As we said goodbye and exchanged contact information, my eyes filled with tears. There have been many times during this past year when I wondered why I had cancer. At times it seemed like pointless pain and fear had been brought into my life. I know that God has used it in my own heart to teach me things about Himself and to trust in Him. But if it was all for the purpose of giving this one hurting woman from the inner city of Topeka some hope, then it was worth it all. I am so glad that God gave me that glimpse of His plan. Doriece is a sweet soul who desires to shine a light in her city. I pray that as she goes through treatment, God continues to use my story to give her hope. 

Kathryn King lives and serves in Wichita, KS, with her husband Jordan and their two sons. 


Missionary Kids - Tina Busenitz

"Cling to God more. You'll get through it, even when it's tough." This was the response given to me by a missionary kid (MK) when I asked him what advice he would give to other MKs. The "tough" part of being an MK can include moving across the country to a new city, saying good-bye to bosom buddies and beloved pets, adapting to a new culture and struggling to fit in. As their parents faithfully serve God in the inner city, they, too, are learning what it means to rely on God during challenging adjustments.

In June, I was blessed to meet with eight of our missionary kids in Newark, NJ. Through our times together, I made a point to listen and hear their stories and unique journeys. I listened to the heartbreak of having to be a part of a major split in a church plant, the pain of being bullied due to the color of your skin, the joy of immersion in various cultures and the pride of helping lead worship in a church plant—all these experiences contribute to the unique identity of a third culture kid. These are kids who neither belong to the culture of their parents or the culture of the communities in which their parents minister.

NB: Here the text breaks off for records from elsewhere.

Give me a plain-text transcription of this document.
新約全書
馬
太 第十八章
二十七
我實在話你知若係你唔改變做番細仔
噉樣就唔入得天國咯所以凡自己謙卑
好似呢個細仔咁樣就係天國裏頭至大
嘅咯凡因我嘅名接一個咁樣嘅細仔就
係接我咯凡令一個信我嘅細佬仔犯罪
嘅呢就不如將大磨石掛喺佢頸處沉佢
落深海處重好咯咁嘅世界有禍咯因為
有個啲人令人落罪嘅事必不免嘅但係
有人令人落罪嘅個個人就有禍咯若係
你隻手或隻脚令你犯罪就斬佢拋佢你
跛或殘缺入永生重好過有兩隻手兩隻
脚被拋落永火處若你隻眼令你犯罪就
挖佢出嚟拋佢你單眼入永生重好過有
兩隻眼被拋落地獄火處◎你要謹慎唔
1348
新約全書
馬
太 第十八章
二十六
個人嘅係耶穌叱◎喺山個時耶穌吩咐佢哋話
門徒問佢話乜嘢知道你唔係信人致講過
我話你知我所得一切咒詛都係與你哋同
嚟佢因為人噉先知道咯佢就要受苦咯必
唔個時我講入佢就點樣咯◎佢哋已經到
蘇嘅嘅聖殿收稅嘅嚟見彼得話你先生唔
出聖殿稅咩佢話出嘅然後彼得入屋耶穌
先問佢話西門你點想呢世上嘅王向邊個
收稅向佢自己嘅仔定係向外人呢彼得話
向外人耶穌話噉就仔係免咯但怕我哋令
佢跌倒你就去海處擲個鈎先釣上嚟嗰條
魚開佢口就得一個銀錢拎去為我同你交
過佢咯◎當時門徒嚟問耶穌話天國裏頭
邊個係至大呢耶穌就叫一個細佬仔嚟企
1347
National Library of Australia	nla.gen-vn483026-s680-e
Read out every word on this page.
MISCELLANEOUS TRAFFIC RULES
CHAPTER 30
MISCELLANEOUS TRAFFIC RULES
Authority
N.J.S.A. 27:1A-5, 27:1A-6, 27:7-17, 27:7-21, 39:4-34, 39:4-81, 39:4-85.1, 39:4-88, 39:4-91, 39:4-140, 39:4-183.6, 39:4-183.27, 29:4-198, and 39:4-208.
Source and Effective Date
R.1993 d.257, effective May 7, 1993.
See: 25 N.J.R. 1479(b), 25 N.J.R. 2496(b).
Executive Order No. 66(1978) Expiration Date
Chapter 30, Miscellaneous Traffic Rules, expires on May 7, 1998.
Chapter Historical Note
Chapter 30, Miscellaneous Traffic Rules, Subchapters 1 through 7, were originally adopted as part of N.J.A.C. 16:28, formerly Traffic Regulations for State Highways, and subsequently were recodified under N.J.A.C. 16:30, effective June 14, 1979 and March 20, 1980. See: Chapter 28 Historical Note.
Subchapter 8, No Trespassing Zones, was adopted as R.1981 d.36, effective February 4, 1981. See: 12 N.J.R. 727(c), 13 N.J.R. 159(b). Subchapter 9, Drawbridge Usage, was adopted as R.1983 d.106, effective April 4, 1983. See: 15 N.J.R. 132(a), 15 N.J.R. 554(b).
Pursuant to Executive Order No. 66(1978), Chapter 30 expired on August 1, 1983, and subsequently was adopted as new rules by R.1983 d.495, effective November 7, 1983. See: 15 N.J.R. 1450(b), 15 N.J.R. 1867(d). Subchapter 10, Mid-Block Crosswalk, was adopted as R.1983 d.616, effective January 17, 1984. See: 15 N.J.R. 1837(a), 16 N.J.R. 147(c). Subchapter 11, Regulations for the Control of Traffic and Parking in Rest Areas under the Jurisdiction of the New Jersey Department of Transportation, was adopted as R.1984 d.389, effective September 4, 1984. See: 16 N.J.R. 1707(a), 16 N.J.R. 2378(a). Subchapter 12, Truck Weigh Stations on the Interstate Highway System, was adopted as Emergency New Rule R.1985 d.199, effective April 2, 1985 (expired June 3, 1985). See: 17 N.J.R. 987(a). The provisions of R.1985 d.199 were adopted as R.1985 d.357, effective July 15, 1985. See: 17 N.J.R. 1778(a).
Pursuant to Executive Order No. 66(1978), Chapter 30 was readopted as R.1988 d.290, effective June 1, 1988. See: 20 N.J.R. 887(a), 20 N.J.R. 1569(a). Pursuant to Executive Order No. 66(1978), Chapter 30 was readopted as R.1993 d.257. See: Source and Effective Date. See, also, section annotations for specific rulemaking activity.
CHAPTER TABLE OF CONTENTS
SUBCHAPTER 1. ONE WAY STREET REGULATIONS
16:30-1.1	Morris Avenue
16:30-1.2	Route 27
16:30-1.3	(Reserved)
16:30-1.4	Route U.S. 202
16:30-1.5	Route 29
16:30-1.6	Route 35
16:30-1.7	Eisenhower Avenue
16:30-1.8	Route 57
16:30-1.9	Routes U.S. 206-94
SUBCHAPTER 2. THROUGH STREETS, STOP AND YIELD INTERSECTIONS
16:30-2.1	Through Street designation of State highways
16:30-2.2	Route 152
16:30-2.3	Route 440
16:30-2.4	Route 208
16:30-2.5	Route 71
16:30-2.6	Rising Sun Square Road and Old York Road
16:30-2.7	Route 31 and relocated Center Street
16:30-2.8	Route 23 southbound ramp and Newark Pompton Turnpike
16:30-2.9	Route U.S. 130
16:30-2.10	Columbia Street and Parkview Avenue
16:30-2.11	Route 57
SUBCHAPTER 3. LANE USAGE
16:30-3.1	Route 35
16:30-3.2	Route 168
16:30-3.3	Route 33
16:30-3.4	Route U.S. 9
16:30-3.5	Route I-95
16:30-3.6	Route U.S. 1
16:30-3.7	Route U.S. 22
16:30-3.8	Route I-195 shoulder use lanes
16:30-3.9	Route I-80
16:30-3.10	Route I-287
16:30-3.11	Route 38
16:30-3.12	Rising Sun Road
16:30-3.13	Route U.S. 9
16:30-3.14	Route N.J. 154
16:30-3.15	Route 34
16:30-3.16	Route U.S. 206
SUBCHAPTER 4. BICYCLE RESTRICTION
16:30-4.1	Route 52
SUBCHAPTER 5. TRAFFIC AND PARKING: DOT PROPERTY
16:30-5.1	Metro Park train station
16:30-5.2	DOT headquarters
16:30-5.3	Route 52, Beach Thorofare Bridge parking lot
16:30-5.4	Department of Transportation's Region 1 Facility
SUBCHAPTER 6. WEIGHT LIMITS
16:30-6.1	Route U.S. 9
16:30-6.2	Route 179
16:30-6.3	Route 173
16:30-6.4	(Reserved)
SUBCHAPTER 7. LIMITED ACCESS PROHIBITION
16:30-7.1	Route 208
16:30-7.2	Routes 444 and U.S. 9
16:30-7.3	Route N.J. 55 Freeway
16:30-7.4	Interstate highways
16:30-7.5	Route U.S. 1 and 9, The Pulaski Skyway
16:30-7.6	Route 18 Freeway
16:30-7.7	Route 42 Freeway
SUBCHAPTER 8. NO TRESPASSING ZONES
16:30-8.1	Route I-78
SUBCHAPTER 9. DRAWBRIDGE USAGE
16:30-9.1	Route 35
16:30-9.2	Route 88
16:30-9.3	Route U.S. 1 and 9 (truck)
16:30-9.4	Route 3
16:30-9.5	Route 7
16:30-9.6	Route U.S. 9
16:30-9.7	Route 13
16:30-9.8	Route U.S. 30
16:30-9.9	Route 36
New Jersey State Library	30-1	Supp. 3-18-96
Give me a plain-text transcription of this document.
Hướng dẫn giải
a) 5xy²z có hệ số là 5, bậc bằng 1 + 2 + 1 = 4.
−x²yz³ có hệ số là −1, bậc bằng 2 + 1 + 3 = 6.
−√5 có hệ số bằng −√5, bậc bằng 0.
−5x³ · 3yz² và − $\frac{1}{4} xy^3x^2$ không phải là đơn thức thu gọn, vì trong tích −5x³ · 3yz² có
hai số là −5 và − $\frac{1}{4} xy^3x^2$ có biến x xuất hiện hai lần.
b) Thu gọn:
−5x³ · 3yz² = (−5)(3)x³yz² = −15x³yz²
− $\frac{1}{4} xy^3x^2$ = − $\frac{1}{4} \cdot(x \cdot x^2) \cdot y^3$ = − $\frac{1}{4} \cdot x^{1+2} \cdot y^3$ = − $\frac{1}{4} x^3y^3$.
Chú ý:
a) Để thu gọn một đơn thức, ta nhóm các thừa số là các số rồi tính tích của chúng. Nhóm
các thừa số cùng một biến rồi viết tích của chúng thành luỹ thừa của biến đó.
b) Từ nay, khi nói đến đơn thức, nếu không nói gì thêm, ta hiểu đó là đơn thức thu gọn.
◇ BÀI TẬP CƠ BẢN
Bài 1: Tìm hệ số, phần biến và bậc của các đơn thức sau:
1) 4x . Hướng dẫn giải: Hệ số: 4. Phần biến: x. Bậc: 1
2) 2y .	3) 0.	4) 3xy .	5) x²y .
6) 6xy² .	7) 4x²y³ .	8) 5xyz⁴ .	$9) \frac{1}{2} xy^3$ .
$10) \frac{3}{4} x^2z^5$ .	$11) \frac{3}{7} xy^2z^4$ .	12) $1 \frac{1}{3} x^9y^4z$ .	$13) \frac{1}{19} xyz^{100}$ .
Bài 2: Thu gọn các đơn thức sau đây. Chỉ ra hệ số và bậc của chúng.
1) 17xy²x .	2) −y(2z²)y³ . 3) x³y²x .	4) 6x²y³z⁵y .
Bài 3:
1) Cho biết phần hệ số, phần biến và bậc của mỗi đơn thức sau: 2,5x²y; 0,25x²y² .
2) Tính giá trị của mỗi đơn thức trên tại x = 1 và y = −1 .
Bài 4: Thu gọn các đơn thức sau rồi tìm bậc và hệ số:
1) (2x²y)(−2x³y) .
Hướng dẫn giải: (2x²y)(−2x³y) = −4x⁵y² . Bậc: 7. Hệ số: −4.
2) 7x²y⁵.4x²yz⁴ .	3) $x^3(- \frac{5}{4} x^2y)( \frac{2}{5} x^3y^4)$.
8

When I look back at my own MK experience, I can still clearly remember what it felt like to be the only white kid in my class. I can remember attending my first quinceañera and falling in love with the Latino culture. The Lord has used my own experiences to help encourage other MKs. Through our debriefing, I was able to offer insight and words of comfort since I, too, have traveled down a similar path. I admire our World Impact missionary kids. They are some of the most caring, compassionate and culturally-sensitive youth I know. They have wisdom beyond their years and they have a sense of adventure and perseverance I hope to instill into my own young boys.

I encourage you to reach out to the MKs or PKs (pastor's kids) in your community. One of the MKs I met with mentioned how it would have been nice to have another adult to process with (outside his family). Take a teen MK to Starbucks and asks them how things are going or get some ice cream with a younger MK and have them tell you about their neighborhood or what's going on in school. Most importantly, let's commit to praying not just for our own MKs but for the pastors' kids in our church plants and partnering churches.

Tina Busenitz is a World Impact Midwest missionary serving in Wichita, KS.